KJV Revelation 21:3-4 And I heard a great voice out of heaven saying, Behold, the tabernacle of God is with men, and He will dwell with them, and they shall be His people, and God Himself shall be with them, and be their God. (4)And God shall wipe away all tears from their eyes; and there shall be no more death, neither sorrow, nor crying, neither shall there be any more pain: for the former things are passed away.”
NASB Revelation 21:3-4 And I heard a loud voice from the throne, saying, “Behold, the tabernacle of God is among men, and He will dwell among them, and they shall be His people, and God Himself will be among them, (4) and He will wipe away every tear from their eyes; and there will no longer be any death; there will no longer be any mourning, or crying, or pain; the first things have passed away.”
Despite much ink being utilized to argue the meaning of many passages of the Revelation, there is relatively uniform agreement that Revelation 21 is a look at the eternal state—the Holy City, the New Jerusalem, the home of the Bride, and the “spirits of just men made perfect.”
The title of this city, the New Jerusalem, begs us to compare it with the old Jerusalem. Though John in Revelation never names the city as such, there is little hesitation to recognize the city described as Sodom and Egypt (Revelation11:8) as the Jerusalem that was.
It was outside the city of Jerusalem that the Lord experienced suffering so that we might enter into the New Jerusalem, where all the very same things will be absent.
We are promised that God will be with us.
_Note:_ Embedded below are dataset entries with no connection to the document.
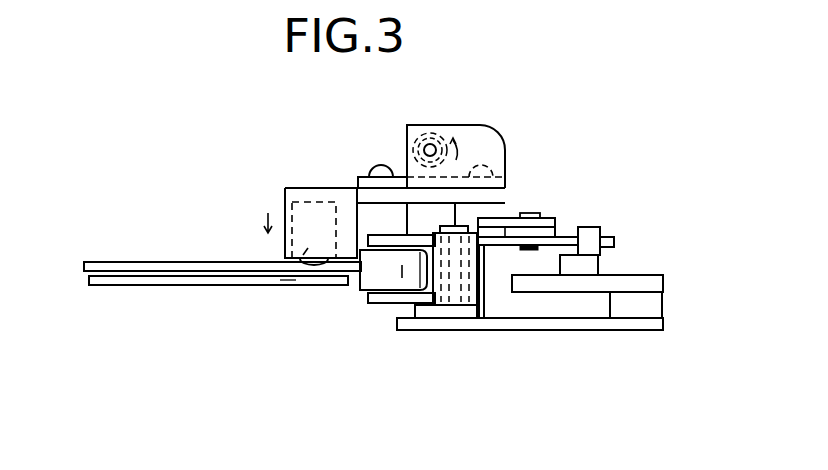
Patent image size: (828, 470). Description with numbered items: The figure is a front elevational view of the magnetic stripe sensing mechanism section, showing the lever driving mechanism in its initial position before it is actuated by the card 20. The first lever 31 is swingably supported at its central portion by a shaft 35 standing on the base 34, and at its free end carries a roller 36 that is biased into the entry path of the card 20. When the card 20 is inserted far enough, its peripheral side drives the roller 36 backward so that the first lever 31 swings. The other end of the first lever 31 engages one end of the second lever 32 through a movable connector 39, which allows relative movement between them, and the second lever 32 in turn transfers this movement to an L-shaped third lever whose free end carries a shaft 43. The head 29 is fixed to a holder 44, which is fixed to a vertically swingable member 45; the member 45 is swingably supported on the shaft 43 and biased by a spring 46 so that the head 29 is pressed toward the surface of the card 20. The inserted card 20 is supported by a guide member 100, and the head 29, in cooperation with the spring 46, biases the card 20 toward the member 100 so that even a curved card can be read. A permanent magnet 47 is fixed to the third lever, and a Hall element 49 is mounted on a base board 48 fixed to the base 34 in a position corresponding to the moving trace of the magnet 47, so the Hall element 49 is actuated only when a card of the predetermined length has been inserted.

The guide member 100 is at (103, 284).
The card 20 is at (193, 272).
The head 29 is at (288, 283).
The roller 36 is at (361, 286).
The first lever 31 is at (415, 332).
The shaft 35 is at (452, 332).
The base 34 is at (518, 332).
The holder 44 is at (317, 193).
The vertically swingable member 45 is at (408, 160).
The spring 46 is at (429, 143).
The shaft 43 is at (436, 145).
The movable connector 39 is at (533, 212).
The second lever 32 is at (548, 217).
The permanent magnet 47 is at (597, 228).
The Hall element 49 is at (600, 265).
The base board 48 is at (652, 283).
On that hill outside the city, He knew, for the first time in all the ages of eternity, an interruption in the enjoyment of fellowship with God. He was forsaken that we might never be forsaken.
God will wipe away all tears from our eyes in that new city. Linked with the Jerusalem below was a Saviour who wept tears in Gethsemane (Hebrews 5:7). Never again will a tear flow from His eyes down His cheeks. But they were real tears shed in the Garden, tears that presaged a deeper grief and sorrow at the cross.
“No more death.” Death has been conquered! He took death as a weapon and rendered powerless the enemy who had used death as a scourge to keep men in fear (Hebrews 2:14,15). He died so that we might not endure the second death. He died that we might have a life that will never end, that will never see death.
As you read the promise, “no more sorrow,” you are transferred to the Garden and Luke’s account of His agony. But that was only in anticipation. “And He took with Him Peter and the two sons of Zebedee, and began to be sorrowful and very heavy” (Matthew 26:37). Thus, the Garden was only the beginning of His sorrows. Though His physical suffering was very real, it may be that His greatest sorrow lay in the fact that in rejecting Him, men were rejecting the Revelation of the Father He had provided. So great was His love for His Father that anything that dishonoured Him was of untold grief to the Son.
The “crying” of which our verse speaks is not that of weeping. It is a crying out, a shouting due to pain and suffering. He knew that on the cross. And what of the painless eternity we are promised?
"None of the ransomed ever knew how deep were the waters crossed."
There are no units to measure the depth of His pain and sorrow. He endured it in its entirety and immensity that we might never know it.
Finally, in verse 6, the promise of eternal satisfaction: “I will give unto him that is athirst …” He thirsted on the tree, outside the city, that when we enter in, we might never thirst again.
In the interests of complete transparency, this meditation was suggested by the ministry of another brother. I have “built upon another man’s foundation.”
Consider
How would you link “no more sea (v 1) with this meditation?